With the state transitioning to a moderate risk phase Friday, the wheels were beginning to turn for more businesses across the state. But it’s still slow going. So much so that Riverton has resorted to a drive-thru business blitz at a city park.
“It’s been a pretty overwhelming response so far,” Staggs said after the first of hundreds of cars passed through the park. He said a local business donated signs for the effort that businesses could use to advertise discounts free of charge.
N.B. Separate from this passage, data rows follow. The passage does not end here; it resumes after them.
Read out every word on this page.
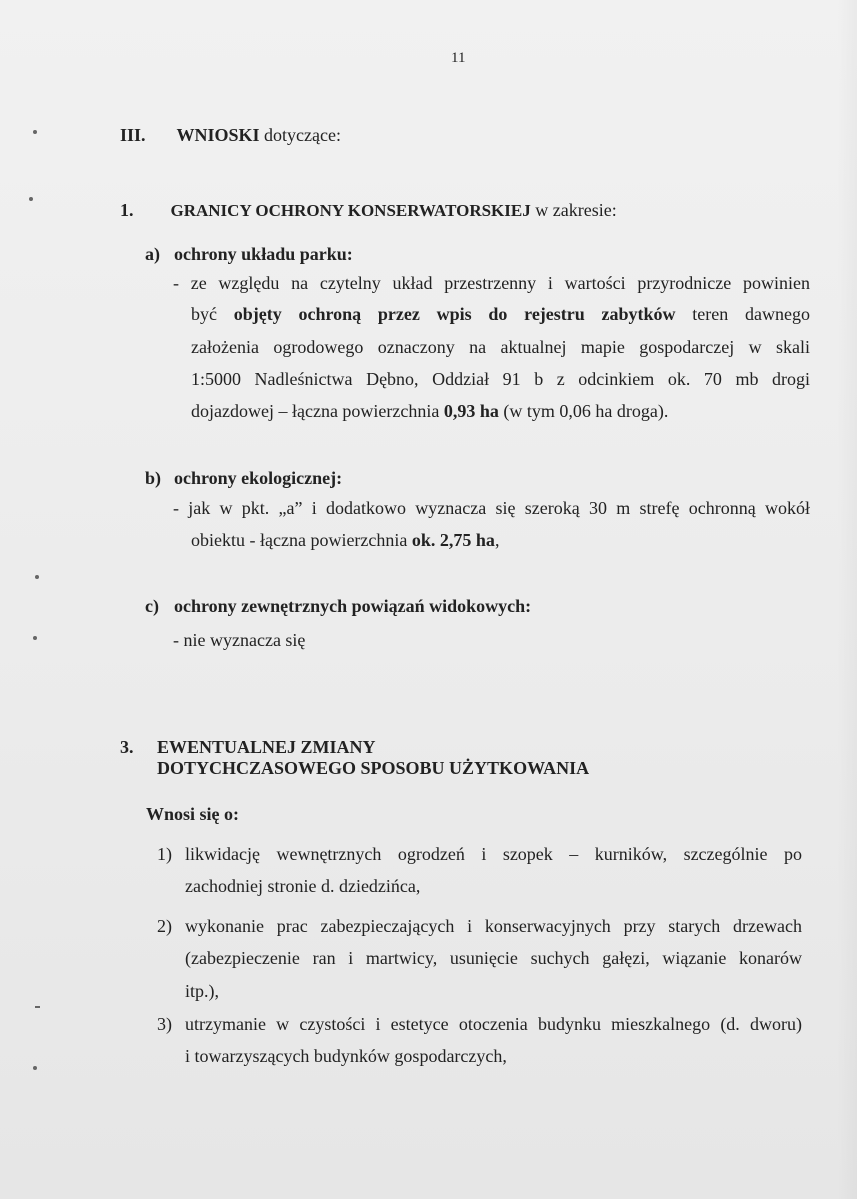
11
III. WNIOSKI dotyczące:
1. GRANICY OCHRONY KONSERWATORSKIEJ w zakresie:
a) ochrony układu parku:
- ze względu na czytelny układ przestrzenny i wartości przyrodnicze powinien
być objęty ochroną przez wpis do rejestru zabytków teren dawnego
założenia ogrodowego oznaczony na aktualnej mapie gospodarczej w skali
1:5000 Nadleśnictwa Dębno, Oddział 91 b z odcinkiem ok. 70 mb drogi
dojazdowej – łączna powierzchnia 0,93 ha (w tym 0,06 ha droga).
b) ochrony ekologicznej:
- jak w pkt. „a” i dodatkowo wyznacza się szeroką 30 m strefę ochronną wokół
obiektu - łączna powierzchnia ok. 2,75 ha,
c) ochrony zewnętrznych powiązań widokowych:
- nie wyznacza się
3. EWENTUALNEJ ZMIANY
DOTYCHCZASOWEGO SPOSOBU UŻYTKOWANIA
Wnosi się o:
1) likwidację wewnętrznych ogrodzeń i szopek – kurników, szczególnie po
zachodniej stronie d. dziedzińca,
2) wykonanie prac zabezpieczających i konserwacyjnych przy starych drzewach
(zabezpieczenie ran i martwicy, usunięcie suchych gałęzi, wiązanie konarów
itp.),
3) utrzymanie w czystości i estetyce otoczenia budynku mieszkalnego (d. dworu)
i towarzyszących budynków gospodarczych,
The city will also be raffling off thousands of dollars in gift cards.
“I think it’s great,” said Kira Jones, one of many slowly driving through the park with her phone out to take pictures of discounts and deals. “They already struggle to survive in today’s economy so this just hits them even harder.”
Among the many advertisements at the park is a deal from family-owned Wicked Peel Pizza Kitchen, which has been in business since January 2018.
“Last two months have been crazy,” said owner Mary Lee Wallwork. “It’s a roller coaster ride.”
Like so many other restaurants and shops, they’ve had to adapt by replacing plates with takeout and delivery boxes.
For the first time in more than six weeks, the state allowed restaurants that follow requirements to open their dining areas to customers beginning Friday. For now, Wallwork said they’re opting to stick with only takeout and delivery.
“A lot of our customers, that’s what they wanted us to do,” Wallwork said. “Let’s get back to normal but it’s going to take some time and we just all have to work together to do it.”
That’s why she’s grateful to have the city helping to drive people back to businesses as they reopen. It’s an effort the mayor said helps everyone involved, including the city, whose budget includes millions of dollars in sales tax revenue.
“We’re confident,” Staggs said. “We’re hopeful things will improve not just for individuals’ health but for their economic health as well. And I think that they’re not mutually exclusive.”